The Supreme Court ruled 7-2 Tuesday to limit the grounds for some lawsuits brought by whistle-blowers claiming fraud in US health care, defense and other programs. USA Today notes that the "overall effect of the decision is likely to be narrow because Congress amended the disputed provision as part of the health care overhaul that became law March 23." At issue, according to USA, "was the scope of the False Claims Act, first enacted during the Civil War to elicit help from ordinary citizens against contracting fraud. The new case and the recently passed legislation put a spotlight on whistle-blowers who uncover fraud through the help of state or local audits that normally would not come to the federal government's attention."

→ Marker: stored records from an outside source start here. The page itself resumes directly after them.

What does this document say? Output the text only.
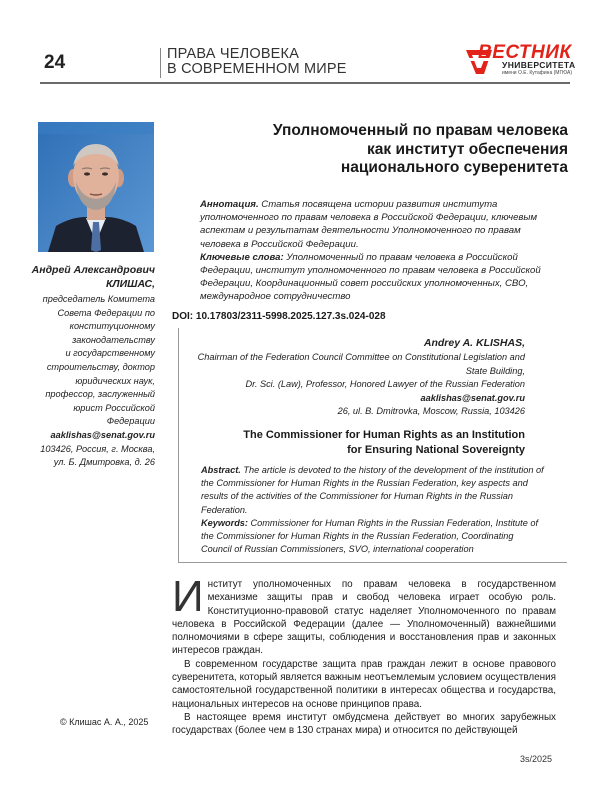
24	ПРАВА ЧЕЛОВЕКА
В СОВРЕМЕННОМ МИРЕ
ВЕСТНИК
УНИВЕРСИТЕТА
имени О.Е. Кутафина (МГЮА)
Андрей Александрович
КЛИШАС,
председатель Комитета
Совета Федерации по
конституционному
законодательству
и государственному
строительству, доктор
юридических наук,
профессор, заслуженный
юрист Российской
Федерации
aaklishas@senat.gov.ru
103426, Россия, г. Москва,
ул. Б. Дмитровка, д. 26
© Клишас А. А., 2025
Уполномоченный по правам человека
как институт обеспечения
национального суверенитета

Аннотация. Статья посвящена истории развития института уполномоченного по правам человека в Российской Федерации, ключевым аспектам и результатам деятельности Уполномоченного по правам человека в Российской Федерации.

Ключевые слова: Уполномоченный по правам человека в Российской Федерации, институт уполномоченного по правам человека в Российской Федерации, Координационный совет российских уполномоченных, СВО, международное сотрудничество

DOI: 10.17803/2311-5998.2025.127.3s.024-028
Andrey A. KLISHAS,
Chairman of the Federation Council Committee on Constitutional Legislation and
State Building,
Dr. Sci. (Law), Professor, Honored Lawyer of the Russian Federation
aaklishas@senat.gov.ru
26, ul. B. Dmitrovka, Moscow, Russia, 103426
The Commissioner for Human Rights as an Institution
for Ensuring National Sovereignty

Abstract. The article is devoted to the history of the development of the institution of the Commissioner for Human Rights in the Russian Federation, key aspects and results of the activities of the Commissioner for Human Rights in the Russian Federation.

Keywords: Commissioner for Human Rights in the Russian Federation, Institute of the Commissioner for Human Rights in the Russian Federation, Coordinating Council of Russian Commissioners, SVO, international cooperation

Институт уполномоченных по правам человека в государственном механизме защиты прав и свобод человека играет особую роль. Конституционно-правовой статус наделяет Уполномоченного по правам человека в Российской Федерации (далее — Уполномоченный) важнейшими полномочиями в сфере защиты, соблюдения и восстановления прав и законных интересов граждан.

В современном государстве защита прав граждан лежит в основе правового суверенитета, который является важным неотъемлемым условием осуществления самостоятельной государственной политики в интересах общества и государства, национальных интересов на основе принципов права.

В настоящее время институт омбудсмена действует во многих зарубежных государствах (более чем в 130 странах мира) и относится по действующей

3s/2025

The National Law Journal (3/31, Coyle) reports, "In Graham County Soil and Water Conservation District v. US ex rel. Wilson, Justice John Paul Stevens, writing for a 7-2 majority, held that whistleblowers whose allegations are based on publicly disclosed information in state or local reports and investigations are barred from filing so-called qui tam lawsuits. The Court's decision -- which also drew the first dissenting opinion by Justice Sonia Sotomayor -- said the act's public disclosure bar was not limited to federal sources of information" but "as Stevens noted, both in his opinion and his summary on the bench, the Patient Protection and Affordable Care Act, signed by President Barack Obama on March 23, limits the public disclosure bar to federal sources of information. The new act, however, is not retroactive, so the Court's decision will apply to claims filed before its effective date."
Bloomberg News (3/30, Stohr) reported, "Business trade groups had urged the Supreme Court not to expand the False Claims Act, saying the upshot would be new burdens on companies. Lawsuits under the False Claims Act have recovered more than $24 billion since Congress strengthened the law in 1986." The AP (3/30) also covered the story.